Legislators in at least 10 states have introduced bills to regulate speech by professors on college campuses, according to a recent report by the Foundation for Individual Rights in Education (FIRE).
Bills introduced in Alabama, Florida, Indiana, Iowa, Kentucky, Missouri, New Hampshire, New York, Oklahoma, and South Carolina “contain unconstitutional bans on what can be taught in college classrooms,” writes FIRE’s Joe Cohn, who adds that “they must not be enacted in their current form.”
While legislators have “broader (but not unlimited) authority to set K-12 curriculum,” Cohn writes, “the First Amendment and the principles of academic freedom prevent the government from banning ideas from collegiate classrooms.”
Iowa’s House File 222 and Oklahoma’s House Bill 2988 would reduce state funding to public universities that teach American history with the use of The 1619 Project, a controversial collection of essays that attempts to “reframe the country’s history by placing the consequences of slavery and the contributions of black Americans at the very center of the United States’ national narrative,” John McWhorter wrote for Reason.
“The general assembly has a strong interest in promoting an accurate account of this nation’s history through public schools and forming young people into knowledgeable and patriotic citizens,” H.F. 222 reads.
Although Oklahoma already passed a bill that regulated speech regarding race and gender in educational settings in 2021, Rep. Jim Olsen (R–Roland) claims that it wasn’t as effective as intended. “I think one thing that we learned in that bill, is that we didn’t have any teeth to it,” he said to ABC News (KTUL)
Schools in Oklahoma that include The 1619 Project in the curriculum would face up to a 10 percent reduction in state funding.
In a move similar to Oklahoma, South Carolina’s state legislature wants to ban teaching “any of the tenets” of critical race theory in colleges. The bill, H4799, would also ban the use of The 1619 Project in teaching.
Alabama’s House Bill 11 would prohibit colleges from teaching certain concepts regarding race or sex, such as critical race theory. “This bill would also require public K-12 schools and public institutions of higher education to terminate the employment of any employees who violate its provisions,” the legislation reads.
Kentucky Republicans introduced House Bill 18 on January 4. The bill prohibits “classroom instruction or discussion that promotes designated concepts related to race, sex, and religion.” H.B. 18 extends the regulation of race-related concepts to higher education that was originally restricted to K-12 in House Bill 14.
“It has been decades since there was any question that government bans on what can be taught in college classes are unconstitutional,” FIRE’s Cohn writes. He points to the landmark 1957 case of Sweezy v. New Hampshire, in which the Supreme Court affirmed the right of academic freedom in higher education.
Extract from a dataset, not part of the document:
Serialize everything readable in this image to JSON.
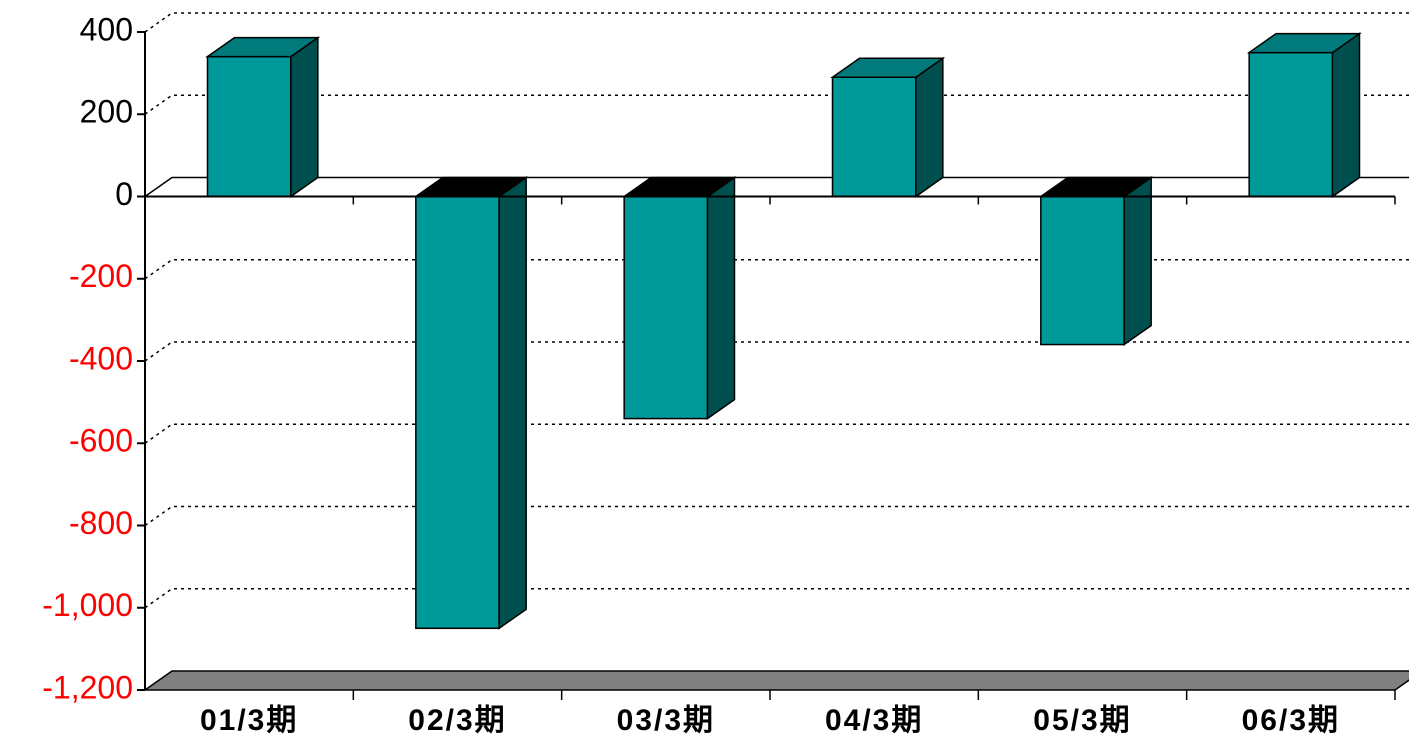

“To impose any strait jacket upon the intellectual leaders in our colleges and universities would imperil the future of our Nation,” the opinion reads. “No field of education is so thoroughly comprehended by man that new discoveries cannot yet be made. Particularly is that true in the social sciences, where few, if any, principles are accepted as absolutes. Scholarship cannot flourish in an atmosphere of suspicion and distrust.”
While there are numerous reasons to not treat The 1619 Project as a stand-alone source for American history, students do not need to be protected from its ideas. Academia is, in fact, an ideal setting to engage critically with its claims. As for “promoting an accurate account of this nation’s history,” as Iowa’s bill and several others claim to do, that requires acknowledging and respecting the constitutional protections afforded to speakers on college campuses.